Direct Employees to the Facts
There is a lot of misinformation floating around about this strain of coronavirus, so it is important to direct employees to official channels like the Centers For Disease Control and Prevention (CDC) and the World Health Organization (WHO) for information. Even the mainstream media can unintentionally spread misinformation in rapidly-evolving situations like a viral pandemic, so encourage people to focus on CDC data and advice and not what they find on Facebook.
Know the Symptoms
According to the CDC, COVID-19 symptoms include fever, cough, and shortness of breath and range from mild to severe. These symptoms seem to appear within two to fourteen days of exposure.
The CDC recommends seeking medical attention immediately if any of these emergency warning signs develop: difficulty breathing, persistent chest pain, confusion, and/or bluish lips or face.
Encourage Hand Washing
Washing your hands is a critical means of prevention. Encourage employees to wash their hands multiple times a day for at least 20 seconds per wash. You may also want to put hand sanitizer and disinfectant spray near communal areas like the lobby, copier, refrigerator, coffee maker, etc.
Consider Loosening Business Travel Requirements
Business travel can’t always be avoided, but teleconferencing can make it easier. Forcing employees to travel to areas with high infection rates and/or travel restrictions could run afoul of OSHA’s General Duty Clause, which requires employers to provide “employment and a place of employment which are free from recognized hazards that are causing or likely to cause the death or serious physical harm to employees…”
If employees express concern over traveling, it’s good practice to try and present reasonable alternatives.
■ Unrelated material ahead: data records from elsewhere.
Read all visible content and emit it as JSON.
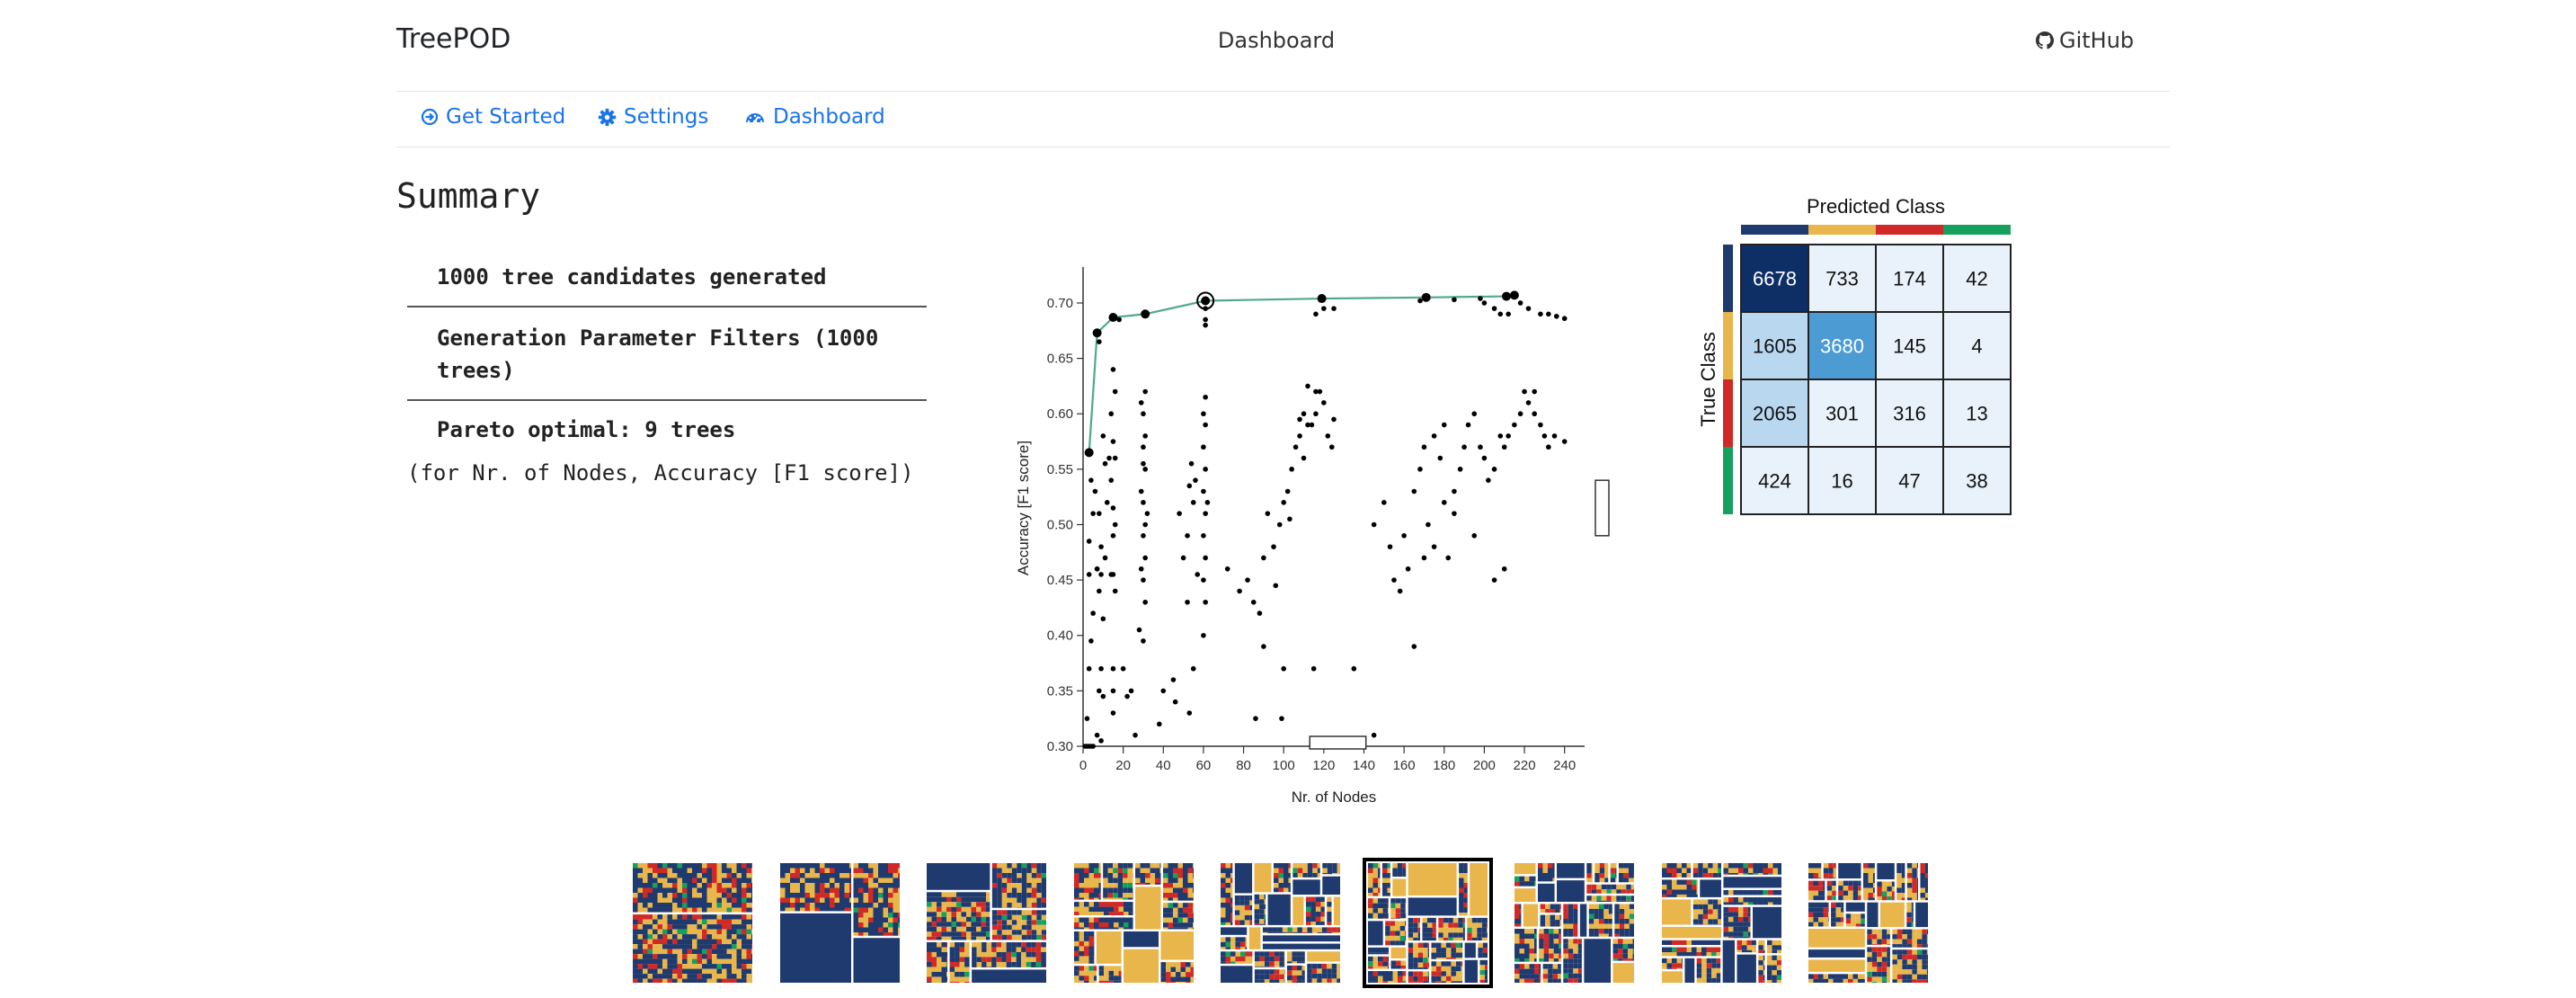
{
  "navbar": {
    "brand": "TreePOD",
    "center_title": "Dashboard",
    "github_label": "GitHub",
    "github_icon": "github-icon"
  },
  "nav": {
    "items": [
      {
        "label": "Get Started",
        "icon": "arrow-circle-icon"
      },
      {
        "label": "Settings",
        "icon": "gear-icon"
      },
      {
        "label": "Dashboard",
        "icon": "tachometer-icon"
      }
    ],
    "link_color": "#1a73e8"
  },
  "summary": {
    "heading": "Summary",
    "items": [
      "1000 tree candidates generated",
      "Generation Parameter Filters (1000 trees)",
      "Pareto optimal: 9 trees"
    ],
    "note": "(for Nr. of Nodes, Accuracy [F1 score])"
  },
  "colors": {
    "class1": "#1f3a6e",
    "class2": "#e8b64b",
    "class3": "#cf2a27",
    "class4": "#16a05d",
    "pareto_line": "#4fa98a"
  },
  "chart_data": [
    {
      "type": "scatter",
      "xlabel": "Nr. of Nodes",
      "ylabel": "Accuracy [F1 score]",
      "xlim": [
        0,
        250
      ],
      "ylim": [
        0.3,
        0.73
      ],
      "x_ticks": [
        "0",
        "20",
        "40",
        "60",
        "80",
        "100",
        "120",
        "140",
        "160",
        "180",
        "200",
        "220",
        "240"
      ],
      "y_ticks": [
        "0.30",
        "0.35",
        "0.40",
        "0.45",
        "0.50",
        "0.55",
        "0.60",
        "0.65",
        "0.70"
      ],
      "pareto_front": [
        {
          "x": 3,
          "y": 0.565
        },
        {
          "x": 7,
          "y": 0.673
        },
        {
          "x": 15,
          "y": 0.687
        },
        {
          "x": 31,
          "y": 0.69
        },
        {
          "x": 61,
          "y": 0.702
        },
        {
          "x": 119,
          "y": 0.704
        },
        {
          "x": 171,
          "y": 0.705
        },
        {
          "x": 211,
          "y": 0.706
        },
        {
          "x": 215,
          "y": 0.707
        }
      ],
      "selected_point": {
        "x": 61,
        "y": 0.702
      },
      "points": [
        [
          1,
          0.3
        ],
        [
          2,
          0.3
        ],
        [
          3,
          0.3
        ],
        [
          4,
          0.3
        ],
        [
          5,
          0.3
        ],
        [
          2,
          0.325
        ],
        [
          3,
          0.37
        ],
        [
          4,
          0.395
        ],
        [
          3,
          0.455
        ],
        [
          5,
          0.42
        ],
        [
          3,
          0.485
        ],
        [
          5,
          0.51
        ],
        [
          7,
          0.46
        ],
        [
          6,
          0.53
        ],
        [
          4,
          0.54
        ],
        [
          3,
          0.565
        ],
        [
          7,
          0.31
        ],
        [
          9,
          0.305
        ],
        [
          8,
          0.35
        ],
        [
          9,
          0.37
        ],
        [
          10,
          0.345
        ],
        [
          7,
          0.46
        ],
        [
          8,
          0.44
        ],
        [
          10,
          0.415
        ],
        [
          9,
          0.48
        ],
        [
          11,
          0.47
        ],
        [
          8,
          0.51
        ],
        [
          12,
          0.52
        ],
        [
          11,
          0.555
        ],
        [
          10,
          0.58
        ],
        [
          13,
          0.56
        ],
        [
          9,
          0.455
        ],
        [
          15,
          0.33
        ],
        [
          15,
          0.35
        ],
        [
          15,
          0.37
        ],
        [
          16,
          0.44
        ],
        [
          14,
          0.455
        ],
        [
          15,
          0.49
        ],
        [
          16,
          0.5
        ],
        [
          15,
          0.515
        ],
        [
          14,
          0.54
        ],
        [
          16,
          0.56
        ],
        [
          15,
          0.575
        ],
        [
          14,
          0.6
        ],
        [
          15,
          0.64
        ],
        [
          16,
          0.62
        ],
        [
          15,
          0.455
        ],
        [
          20,
          0.37
        ],
        [
          22,
          0.345
        ],
        [
          24,
          0.35
        ],
        [
          26,
          0.31
        ],
        [
          28,
          0.405
        ],
        [
          30,
          0.395
        ],
        [
          31,
          0.43
        ],
        [
          30,
          0.45
        ],
        [
          29,
          0.46
        ],
        [
          31,
          0.47
        ],
        [
          30,
          0.49
        ],
        [
          31,
          0.5
        ],
        [
          30,
          0.52
        ],
        [
          29,
          0.53
        ],
        [
          31,
          0.55
        ],
        [
          30,
          0.57
        ],
        [
          31,
          0.58
        ],
        [
          30,
          0.6
        ],
        [
          29,
          0.61
        ],
        [
          31,
          0.62
        ],
        [
          30,
          0.555
        ],
        [
          32,
          0.51
        ],
        [
          38,
          0.32
        ],
        [
          40,
          0.35
        ],
        [
          45,
          0.36
        ],
        [
          46,
          0.34
        ],
        [
          50,
          0.47
        ],
        [
          52,
          0.49
        ],
        [
          48,
          0.51
        ],
        [
          55,
          0.52
        ],
        [
          53,
          0.535
        ],
        [
          56,
          0.54
        ],
        [
          54,
          0.555
        ],
        [
          52,
          0.43
        ],
        [
          57,
          0.455
        ],
        [
          55,
          0.37
        ],
        [
          53,
          0.33
        ],
        [
          60,
          0.4
        ],
        [
          61,
          0.43
        ],
        [
          60,
          0.45
        ],
        [
          61,
          0.47
        ],
        [
          60,
          0.49
        ],
        [
          61,
          0.51
        ],
        [
          60,
          0.53
        ],
        [
          61,
          0.55
        ],
        [
          60,
          0.57
        ],
        [
          61,
          0.59
        ],
        [
          60,
          0.6
        ],
        [
          61,
          0.615
        ],
        [
          62,
          0.52
        ],
        [
          61,
          0.68
        ],
        [
          61,
          0.685
        ],
        [
          72,
          0.46
        ],
        [
          78,
          0.44
        ],
        [
          82,
          0.45
        ],
        [
          85,
          0.43
        ],
        [
          88,
          0.42
        ],
        [
          90,
          0.47
        ],
        [
          92,
          0.51
        ],
        [
          95,
          0.48
        ],
        [
          98,
          0.5
        ],
        [
          100,
          0.52
        ],
        [
          102,
          0.53
        ],
        [
          104,
          0.55
        ],
        [
          106,
          0.57
        ],
        [
          108,
          0.58
        ],
        [
          110,
          0.56
        ],
        [
          112,
          0.59
        ],
        [
          114,
          0.59
        ],
        [
          116,
          0.6
        ],
        [
          118,
          0.62
        ],
        [
          120,
          0.61
        ],
        [
          122,
          0.58
        ],
        [
          124,
          0.57
        ],
        [
          125,
          0.595
        ],
        [
          112,
          0.625
        ],
        [
          116,
          0.62
        ],
        [
          110,
          0.6
        ],
        [
          108,
          0.595
        ],
        [
          103,
          0.505
        ],
        [
          96,
          0.445
        ],
        [
          86,
          0.325
        ],
        [
          100,
          0.37
        ],
        [
          115,
          0.37
        ],
        [
          135,
          0.37
        ],
        [
          145,
          0.31
        ],
        [
          90,
          0.39
        ],
        [
          99,
          0.325
        ],
        [
          150,
          0.52
        ],
        [
          153,
          0.48
        ],
        [
          145,
          0.5
        ],
        [
          160,
          0.49
        ],
        [
          162,
          0.46
        ],
        [
          165,
          0.53
        ],
        [
          168,
          0.55
        ],
        [
          170,
          0.57
        ],
        [
          172,
          0.5
        ],
        [
          175,
          0.58
        ],
        [
          178,
          0.56
        ],
        [
          180,
          0.59
        ],
        [
          182,
          0.47
        ],
        [
          185,
          0.53
        ],
        [
          188,
          0.55
        ],
        [
          190,
          0.57
        ],
        [
          192,
          0.59
        ],
        [
          195,
          0.6
        ],
        [
          198,
          0.57
        ],
        [
          200,
          0.56
        ],
        [
          202,
          0.54
        ],
        [
          205,
          0.55
        ],
        [
          208,
          0.58
        ],
        [
          210,
          0.57
        ],
        [
          212,
          0.58
        ],
        [
          215,
          0.59
        ],
        [
          218,
          0.6
        ],
        [
          220,
          0.62
        ],
        [
          222,
          0.61
        ],
        [
          225,
          0.6
        ],
        [
          228,
          0.59
        ],
        [
          230,
          0.58
        ],
        [
          232,
          0.57
        ],
        [
          235,
          0.58
        ],
        [
          240,
          0.575
        ],
        [
          155,
          0.45
        ],
        [
          158,
          0.44
        ],
        [
          165,
          0.39
        ],
        [
          170,
          0.47
        ],
        [
          175,
          0.48
        ],
        [
          180,
          0.52
        ],
        [
          185,
          0.51
        ],
        [
          195,
          0.49
        ],
        [
          205,
          0.45
        ],
        [
          210,
          0.46
        ],
        [
          225,
          0.62
        ],
        [
          200,
          0.7
        ],
        [
          205,
          0.695
        ],
        [
          208,
          0.69
        ],
        [
          212,
          0.69
        ],
        [
          218,
          0.7
        ],
        [
          222,
          0.695
        ],
        [
          228,
          0.69
        ],
        [
          232,
          0.69
        ],
        [
          236,
          0.688
        ],
        [
          240,
          0.686
        ],
        [
          116,
          0.69
        ],
        [
          120,
          0.695
        ],
        [
          125,
          0.695
        ],
        [
          168,
          0.702
        ],
        [
          185,
          0.703
        ],
        [
          198,
          0.704
        ],
        [
          61,
          0.695
        ],
        [
          18,
          0.685
        ],
        [
          8,
          0.665
        ]
      ]
    },
    {
      "type": "heatmap",
      "title": "Predicted Class",
      "ylabel": "True Class",
      "values": [
        [
          6678,
          733,
          174,
          42
        ],
        [
          1605,
          3680,
          145,
          4
        ],
        [
          2065,
          301,
          316,
          13
        ],
        [
          424,
          16,
          47,
          38
        ]
      ]
    }
  ]
}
If employees must travel to impacted areas, provide safety information and who to contact in case the virus impacts them during travel.
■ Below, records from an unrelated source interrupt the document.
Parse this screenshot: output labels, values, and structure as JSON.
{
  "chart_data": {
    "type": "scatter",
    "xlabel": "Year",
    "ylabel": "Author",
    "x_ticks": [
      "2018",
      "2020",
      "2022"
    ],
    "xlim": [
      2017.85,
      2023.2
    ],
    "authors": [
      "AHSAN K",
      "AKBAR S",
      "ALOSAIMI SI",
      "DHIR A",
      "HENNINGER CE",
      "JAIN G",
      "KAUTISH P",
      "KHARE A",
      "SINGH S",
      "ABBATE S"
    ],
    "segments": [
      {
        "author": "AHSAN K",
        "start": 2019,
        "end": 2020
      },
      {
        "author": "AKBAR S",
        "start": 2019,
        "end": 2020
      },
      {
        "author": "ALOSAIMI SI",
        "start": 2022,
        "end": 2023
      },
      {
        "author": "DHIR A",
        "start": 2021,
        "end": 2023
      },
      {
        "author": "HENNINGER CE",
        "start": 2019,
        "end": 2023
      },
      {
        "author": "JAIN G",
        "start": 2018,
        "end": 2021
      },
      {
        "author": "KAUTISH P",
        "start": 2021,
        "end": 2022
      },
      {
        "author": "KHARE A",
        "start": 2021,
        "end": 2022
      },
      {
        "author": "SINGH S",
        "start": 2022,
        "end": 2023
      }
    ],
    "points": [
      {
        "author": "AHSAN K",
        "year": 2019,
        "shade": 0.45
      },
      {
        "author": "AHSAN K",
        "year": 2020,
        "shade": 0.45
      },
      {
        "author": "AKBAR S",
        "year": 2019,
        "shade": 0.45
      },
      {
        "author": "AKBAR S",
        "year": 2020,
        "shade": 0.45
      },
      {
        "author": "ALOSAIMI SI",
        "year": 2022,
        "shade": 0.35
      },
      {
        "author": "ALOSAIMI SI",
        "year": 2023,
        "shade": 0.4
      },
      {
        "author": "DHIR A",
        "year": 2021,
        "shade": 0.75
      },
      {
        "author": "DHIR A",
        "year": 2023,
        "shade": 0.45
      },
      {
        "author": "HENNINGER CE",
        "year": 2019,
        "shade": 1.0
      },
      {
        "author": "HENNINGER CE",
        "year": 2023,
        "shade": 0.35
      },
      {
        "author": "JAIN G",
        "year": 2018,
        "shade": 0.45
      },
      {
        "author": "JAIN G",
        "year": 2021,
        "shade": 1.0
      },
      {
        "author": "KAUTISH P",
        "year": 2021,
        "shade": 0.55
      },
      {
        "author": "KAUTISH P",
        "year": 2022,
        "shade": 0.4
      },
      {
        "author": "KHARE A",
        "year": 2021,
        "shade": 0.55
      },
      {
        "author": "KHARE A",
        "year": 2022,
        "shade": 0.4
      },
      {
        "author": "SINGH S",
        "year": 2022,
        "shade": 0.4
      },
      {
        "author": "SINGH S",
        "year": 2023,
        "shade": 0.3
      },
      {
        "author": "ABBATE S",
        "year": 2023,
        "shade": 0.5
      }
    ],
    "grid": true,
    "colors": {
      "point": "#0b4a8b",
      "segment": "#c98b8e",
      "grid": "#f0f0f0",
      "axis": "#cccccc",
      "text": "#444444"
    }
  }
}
What Else Can Employers Do?
Keeping the work environment clean and disinfected is the most important thing employers can do to help prevent the spread of contagious diseases like coronavirus. Make it clear that employees who show symptoms should not report to work when they are sick. Employers should also check out the document, “Interim Guidance for Businesses and Employers to Plan and Respond to Coronavirus Disease 2019.”